Thai cannabis plants can grow to incredible sizes, and often begin to trail along the ground as the weight of the buds become too great for the branches to support. In fact, some varieties may even begin to exhibit root sites along the parts of the branches that remain in contact with the ground—this proclivity has encouraged some breeders to experiment with true-breeding “vine” varieties, although with limited success.
Some Thai cannabis varieties take as long as twenty weeks to flower, due to the lack of temperature and light variation between seasons. This is a phenomenon that often affects photoperiodism in cannabis in equatorial regions.
Thai landraces are often prone to hermaphroditism, a trait believed to be genetic rather than environmentally-induced. Some believe the extremely high temperatures in Thailand cause the phenomenon, but it also occurs in cooler grow-rooms, so a genetic influence seems more likely.
Thai sticks are a famous form of cannabis that were popular in Thailand in the 1960s. These ‘sticks’ were bundles of buds taken from seedless cannabis, which were skewered on stems. Fibres from the plant were then used to hold the cannabis in place.
Known for their high potency (sometimes because they were also dipped in opium), they continued to be popular until the mid-1970s. When the US troops from the Vietnamese War returned to their home country, the popularity of Thai sticks dwindled.

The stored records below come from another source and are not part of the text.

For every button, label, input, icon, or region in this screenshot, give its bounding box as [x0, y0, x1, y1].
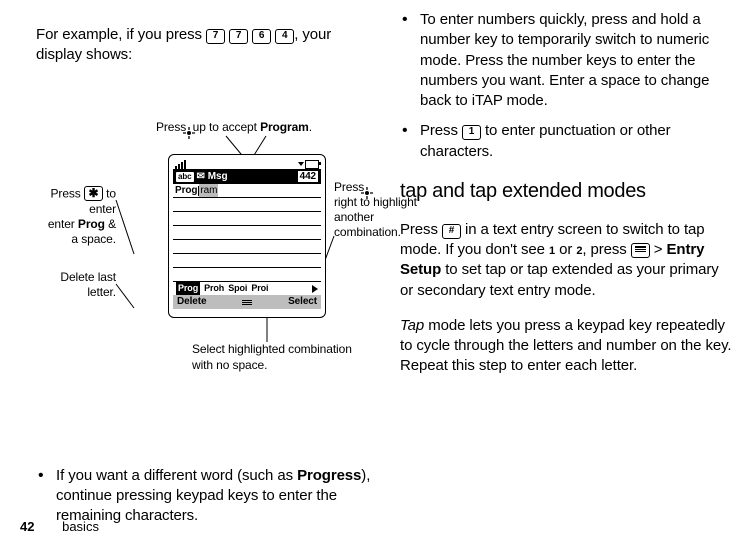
- key-7b: 7: [229, 29, 248, 44]
- softkey-left[interactable]: Delete: [177, 295, 206, 309]
- left-bullet-1: If you want a different word (such as Pr…: [36, 466, 371, 527]
- signal-icon: [175, 160, 189, 169]
- msg-icon: ✉: [197, 170, 205, 184]
- right-bullet-1: To enter numbers quickly, press and hold…: [400, 10, 735, 111]
- candidate-bar: Prog Proh Spoi Proi: [173, 282, 321, 295]
- key-hash: #: [442, 224, 461, 239]
- tap-paragraph-2: Tap mode lets you press a keypad key rep…: [400, 316, 735, 377]
- left-column: For example, if you press 7 7 6 4, your …: [36, 10, 371, 536]
- softkey-bar: Delete Select: [173, 295, 321, 309]
- intro-paragraph: For example, if you press 7 7 6 4, your …: [36, 25, 371, 66]
- blank-line: [173, 254, 321, 268]
- battery-icon: [299, 160, 319, 168]
- status-bar: [173, 159, 321, 169]
- intro-prefix: For example, if you press: [36, 26, 206, 43]
- callout-select: Select highlighted combination with no s…: [192, 342, 372, 373]
- title-bar: abc ✉ Msg 442: [173, 169, 321, 184]
- candidate: Proh: [204, 282, 224, 294]
- key-star: ✱: [84, 186, 103, 201]
- blank-line: [173, 268, 321, 282]
- candidate-selected: Prog: [176, 282, 200, 294]
- candidate: Proi: [251, 282, 268, 294]
- menu-key: [631, 243, 650, 258]
- tap-paragraph-1: Press # in a text entry screen to switch…: [400, 220, 735, 301]
- key-4: 4: [275, 29, 294, 44]
- key-7a: 7: [206, 29, 225, 44]
- page-number: 42: [20, 519, 34, 534]
- blank-line: [173, 240, 321, 254]
- softkey-right[interactable]: Select: [288, 295, 317, 309]
- candidate-arrow-icon: [312, 285, 318, 293]
- screen-title: Msg: [208, 170, 228, 184]
- blank-line: [173, 198, 321, 212]
- callout-delete: Delete last letter.: [44, 270, 116, 300]
- char-count: 442: [298, 171, 318, 182]
- right-bullet-2: Press 1 to enter punctuation or other ch…: [400, 121, 735, 162]
- menu-icon[interactable]: [242, 300, 252, 305]
- right-column: To enter numbers quickly, press and hold…: [400, 10, 735, 392]
- edit-line: Program: [173, 184, 321, 198]
- section-heading: tap and tap extended modes: [400, 178, 735, 205]
- callout-top: Press up to accept Program.: [156, 120, 376, 135]
- blank-line: [173, 212, 321, 226]
- footer-section: basics: [62, 519, 99, 534]
- callout-star: Press ✱ to enter enter Prog & a space.: [44, 186, 116, 247]
- blank-line: [173, 226, 321, 240]
- key-6: 6: [252, 29, 271, 44]
- key-1: 1: [462, 125, 481, 140]
- page-footer: 42 basics: [20, 519, 99, 534]
- phone-screen: abc ✉ Msg 442 Program: [168, 154, 326, 318]
- entry-mode-indicator: abc: [176, 172, 194, 182]
- phone-diagram: Press up to accept Program. Press ✱ to e…: [92, 120, 412, 410]
- candidate: Spoi: [228, 282, 247, 294]
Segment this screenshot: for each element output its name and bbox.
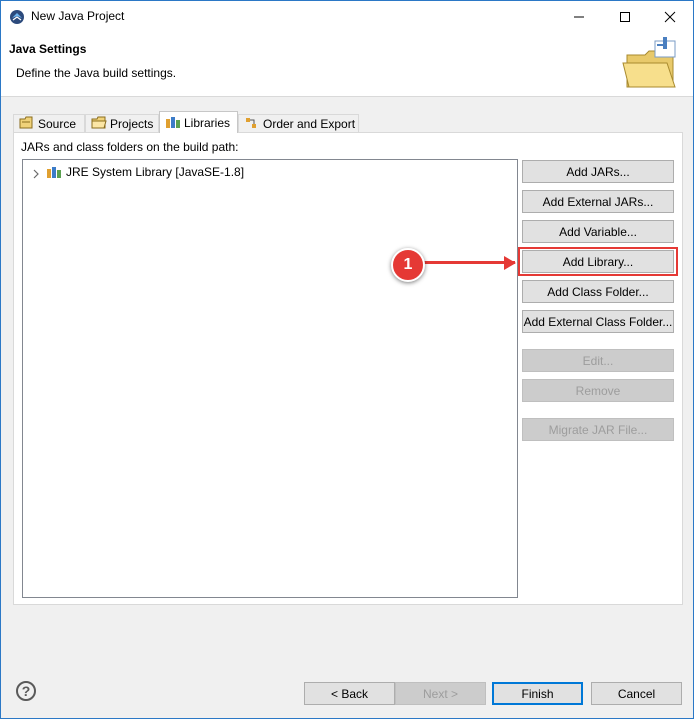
source-folder-icon — [19, 116, 35, 130]
page-description: Define the Java build settings. — [16, 66, 177, 80]
maximize-icon — [620, 12, 630, 22]
wizard-header: Java Settings Define the Java build sett… — [1, 32, 693, 97]
finish-button[interactable]: Finish — [492, 682, 583, 705]
add-class-folder-button[interactable]: Add Class Folder... — [522, 280, 674, 303]
add-external-jars-button[interactable]: Add External JARs... — [522, 190, 674, 213]
tab-order-and-export[interactable]: Order and Export — [238, 114, 359, 132]
tab-order-and-export-label: Order and Export — [263, 117, 356, 131]
tree-item-label: JRE System Library [JavaSE-1.8] — [66, 165, 245, 179]
tab-source-label: Source — [38, 117, 77, 131]
maximize-button[interactable] — [602, 1, 648, 31]
add-external-class-folder-button[interactable]: Add External Class Folder... — [522, 310, 674, 333]
tab-libraries-label: Libraries — [184, 116, 231, 130]
build-path-label: JARs and class folders on the build path… — [21, 140, 239, 154]
step-badge: 1 — [391, 248, 425, 282]
arrow-right-icon — [504, 256, 516, 270]
libraries-icon — [165, 115, 181, 129]
new-java-project-dialog: New Java Project Java Settings Define th… — [0, 0, 694, 719]
window-title: New Java Project — [31, 9, 125, 23]
minimize-button[interactable] — [556, 1, 602, 31]
page-title: Java Settings — [9, 42, 87, 56]
title-bar: New Java Project — [1, 1, 693, 32]
eclipse-icon — [9, 9, 25, 25]
tab-libraries[interactable]: Libraries — [159, 111, 238, 133]
help-icon[interactable]: ? — [16, 681, 36, 701]
tab-source[interactable]: Source — [13, 114, 85, 132]
edit-button[interactable]: Edit... — [522, 349, 674, 372]
cancel-button[interactable]: Cancel — [591, 682, 682, 705]
projects-folder-icon — [91, 116, 107, 130]
order-export-icon — [244, 116, 260, 130]
tree-item-jre-system-library[interactable]: JRE System Library [JavaSE-1.8] — [29, 164, 429, 182]
tab-projects[interactable]: Projects — [85, 114, 159, 132]
callout-arrow-line — [415, 261, 515, 264]
next-button[interactable]: Next > — [395, 682, 486, 705]
add-variable-button[interactable]: Add Variable... — [522, 220, 674, 243]
tab-projects-label: Projects — [110, 117, 154, 131]
back-button[interactable]: < Back — [304, 682, 395, 705]
close-icon — [664, 11, 676, 23]
close-button[interactable] — [647, 1, 693, 31]
chevron-right-icon[interactable] — [32, 168, 40, 182]
add-library-highlight — [518, 247, 678, 276]
library-icon — [46, 165, 62, 182]
java-project-folder-icon — [621, 37, 681, 92]
migrate-jar-file-button[interactable]: Migrate JAR File... — [522, 418, 674, 441]
minimize-icon — [574, 16, 584, 18]
remove-button[interactable]: Remove — [522, 379, 674, 402]
build-path-tree[interactable]: JRE System Library [JavaSE-1.8] — [22, 159, 518, 598]
add-jars-button[interactable]: Add JARs... — [522, 160, 674, 183]
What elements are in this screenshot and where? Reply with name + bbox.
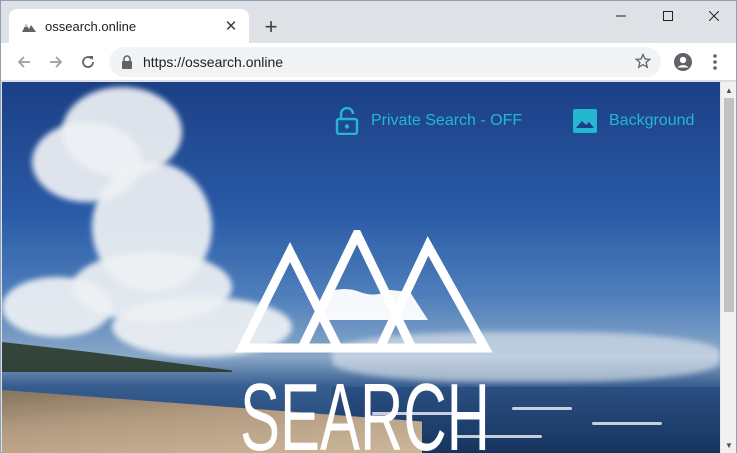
forward-arrow-icon [50,56,63,68]
browser-tab[interactable]: ossearch.online ✕ [9,9,249,43]
mountain-logo-icon [22,24,36,32]
image-icon [573,109,597,133]
browser-toolbar: https://ossearch.online [1,43,736,81]
background-button[interactable]: Background [573,109,694,133]
back-button[interactable] [11,49,37,75]
maximize-icon [663,11,673,21]
logo-text: SEARCH [240,364,490,453]
mountain-logo-graphic [234,230,493,353]
minimize-icon [616,15,626,17]
private-search-toggle[interactable]: Private Search - OFF [335,107,522,135]
page-viewport: Private Search - OFF Background SEARCH [2,82,720,453]
scroll-down-arrow-icon[interactable]: ▼ [721,437,737,453]
back-arrow-icon [17,56,30,68]
new-tab-button[interactable]: + [259,15,283,39]
private-search-label: Private Search - OFF [371,112,523,129]
maximize-button[interactable] [646,1,690,31]
background-cloud [2,277,112,337]
minimize-button[interactable] [599,1,643,31]
tab-title: ossearch.online [45,18,137,34]
reload-icon [82,56,94,68]
address-bar[interactable]: https://ossearch.online [109,47,661,77]
vertical-scrollbar[interactable]: ▲ ▼ [720,82,736,453]
mountain-snow-wave [318,289,428,320]
tab-close-icon[interactable]: ✕ [221,16,241,36]
profile-avatar-icon[interactable] [673,52,693,72]
unlock-icon [335,107,359,135]
forward-button[interactable] [43,49,69,75]
close-window-button[interactable] [692,1,736,31]
url-text[interactable]: https://ossearch.online [143,54,283,70]
reload-button[interactable] [75,49,101,75]
close-icon [709,11,719,21]
more-menu-icon[interactable] [709,52,721,72]
scrollbar-thumb[interactable] [724,98,734,312]
scroll-up-arrow-icon[interactable]: ▲ [721,82,737,98]
bookmark-star-icon[interactable] [635,53,651,69]
background-label: Background [609,112,695,129]
lock-icon [122,55,132,69]
tab-strip: ossearch.online ✕ + [1,1,736,43]
search-logo: SEARCH [234,230,493,453]
browser-window: ossearch.online ✕ + https://ossearch.onl… [0,0,737,453]
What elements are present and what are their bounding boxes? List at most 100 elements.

Modern attitudes to cannabis
Cannabis is regarded by many in Thailand as a traditional medicine, which means it doesn’t have the same stigma as other drugs. However, all other forms of drugs are usually frowned upon and as such, punishments for all drug-related offences are harsh.
The government acknowledges that their approach isn’t achieving results. Justice Minister Paiboon Koomchaya observed that the ‘war on drugs’ didn’t seem to be successful and that a new approach might be necessary. Thailand’s prisons are the sixth largest in the world in terms of population, with many being overcrowded. A high percentage of inmates are imprisoned for drug offences. Koomchaya suggested that changes were needed to address this problem, and that cannabis should be decriminalised as a result.
- Disclaimer:While every effort has been made to ensure the accuracy of this article, it is not intended to provide legal advice, as individual situations will differ and should be discussed with an expert and/or lawyer.